Wednesday, December 10, 2014

To Pick Up Some Power Converters

One of the enigmas of Star Wars: A New Hope is that Mark Hamill wasn't much of an actor. If you're like me, you've watched the first film enough times to become well acquainted with all the beats where Hamill reacts too early--his disappointed shoulder slump a split second too early when C3PO says, "There's not much to tell," his sometimes grating, whiny delivery. George Lucas isn't an actor's director and the only actors who come off well in his films are those with a massive cache of their own talent brought to the table. Yet the first Star Wars film not only works, Hamill works in it. Maybe his lacklustre performance actually helps foreground the world a bit more, but even that doesn't quite explain it. As I said, it's an enigma.
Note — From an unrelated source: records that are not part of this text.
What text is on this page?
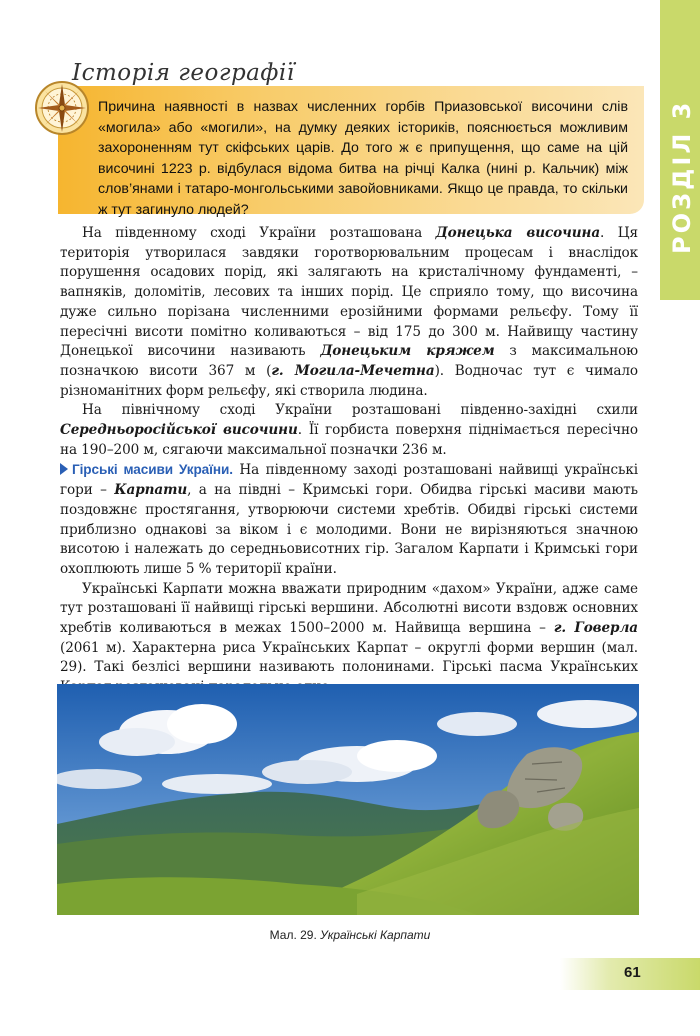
РОЗДІЛ 3
Історія географії
Причина наявності в назвах численних горбів Приазовської височини слів «могила» або «могили», на думку деяких істориків, пояснюється можливим захороненням тут скіфських царів. До того ж є припущення, що саме на цій височині 1223 р. відбулася відома битва на річці Калка (нині р. Кальчик) між слов’янами і татаро-монгольськими завойовниками. Якщо це правда, то скільки ж тут загинуло людей?

На південному сході України розташована Донецька височина. Ця територія утворилася завдяки горотворювальним процесам і внаслідок порушення осадових порід, які залягають на кристалічному фундаменті, – вапняків, доломітів, лесових та інших порід. Це сприяло тому, що височина дуже сильно порізана численними ерозійними формами рельєфу. Тому її пересічні висоти помітно коливаються – від 175 до 300 м. Найвищу частину Донецької височини називають Донецьким кряжем з максимальною позначкою висоти 367 м (г. Могила-Мечетна). Водночас тут є чимало різноманітних форм рельєфу, які створила людина.

На північному сході України розташовані південно-західні схили Середньоросійської височини. Її горбиста поверхня піднімається пересічно на 190–200 м, сягаючи максимальної позначки 236 м.

Гірські масиви України. На південному заході розташовані найвищі українські гори – Карпати, а на півдні – Кримські гори. Обидва гірські масиви мають поздовжнє простягання, утворюючи системи хребтів. Обидві гірські системи приблизно однакові за віком і є молодими. Вони не вирізняються значною висотою і належать до середньовисотних гір. Загалом Карпати і Кримські гори охоплюють лише 5 % території країни.

Українські Карпати можна вважати природним «дахом» України, адже саме тут розташовані її найвищі гірські вершини. Абсолютні висоти вздовж основних хребтів коливаються в межах 1500–2000 м. Найвища вершина – г. Говерла (2061 м). Характерна риса Українських Карпат – округлі форми вершин (мал. 29). Такі безлісі вершини називають полонинами. Гірські пасма Українських

Мал. 29. Українські Карпати
61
Hamill's since improved at least as a voice actor as his celebrated, long running career as the Joker in various animated and video game incarnations of Batman has shown. But the proof that Hamill in the late 70s didn't have what it takes to carry a film himself is in 1978's Corvette Summer. A poorly written adventure road film with not incompetent but truly dull direction, Hamill's uninteresting teenage gear-head navigates a nonsensical coming of age story with nothing particularly interesting to say.
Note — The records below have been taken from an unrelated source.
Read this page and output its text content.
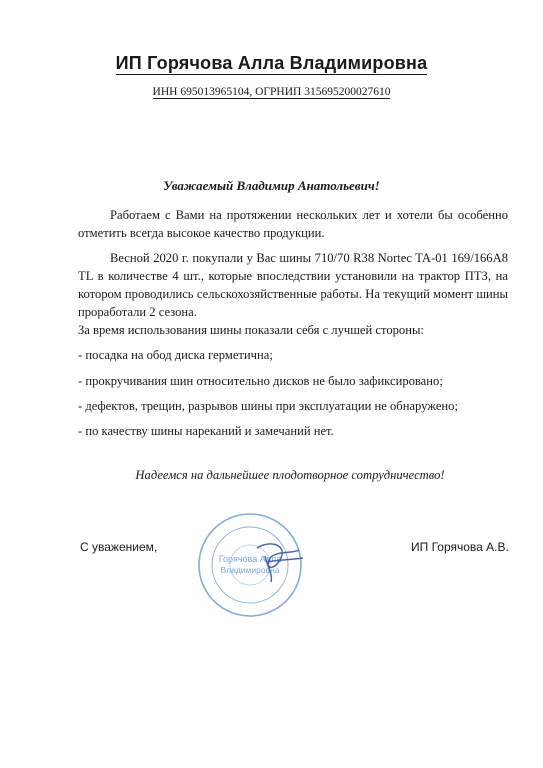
ИП Горячова Алла Владимировна
ИНН 695013965104, ОГРНИП 315695200027610
Уважаемый Владимир Анатольевич!
Работаем с Вами на протяжении нескольких лет и хотели бы особенно отметить всегда высокое качество продукции.
Весной 2020 г. покупали у Вас шины 710/70 R38 Nortec TA-01 169/166A8 TL в количестве 4 шт., которые впоследствии установили на трактор ПТЗ, на котором проводились сельскохозяйственные работы. На текущий момент шины проработали 2 сезона.
За время использования шины показали себя с лучшей стороны:
- посадка на обод диска герметична;
- прокручивания шин относительно дисков не было зафиксировано;
- дефектов, трещин, разрывов шины при эксплуатации не обнаружено;
- по качеству шины нареканий и замечаний нет.
Надеемся на дальнейшее плодотворное сотрудничество!
С уважением,	ИП Горячова А.В.
Горячова Алла
Владимировна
Kenny (Hamill) is coming to the end of his last high school semester and he and his auto shop class wander a scrapyard, looking for a car to restore as a class project. It's Kenny who spots the Stingray Corvette and from then on he seems to regard the car as his.

But all the students take turns driving it when its finished, only classmate Danny Bonaduce for some reason taking it out alone and when he leaves the car parked on the curb to pick up some burgers and cokes, of course it's stolen. So begins Kenny's odyssey as he alone seems to have the urge to track the car down. Eventually he learns it's in Las Vegas and it's on the way there he hitches a ride from the person giving the best performance in the film, Annie Potts as Vanessa, a would-be prostitute.

Here in 1978 Potts is the sexy young woman and eight years later she played the old lady character at the age of thirty four in Pretty In Pink, which goes to show how Hollywood regards actresses over thirty. She invests real belief in Vanessa even though she's no better written than Kenny, and she's genuinely entertaining when scolding him for the various hijinks he gets up to in attempting to retrieve his car, or avoiding retrieving his car. For his part, he whines about her and everything else and complains when she tries to have sex with him. He's generally insufferable. I was just about out of patience for the film when Dick Miller showed up for an interesting cameo.

All too briefly, though.

The dull slog that is the remainder of the film features as villains the guy who played Leon in Blade Runner and Kim Milford, the star of Laserblast, the final film mocked on the Comedy Central run of Mystery Science Theatre 3000.

As bad as Hamill is in the movie, this guy is worse and it becomes a showdown between the mediocre and the inept in a high stakes etcetera.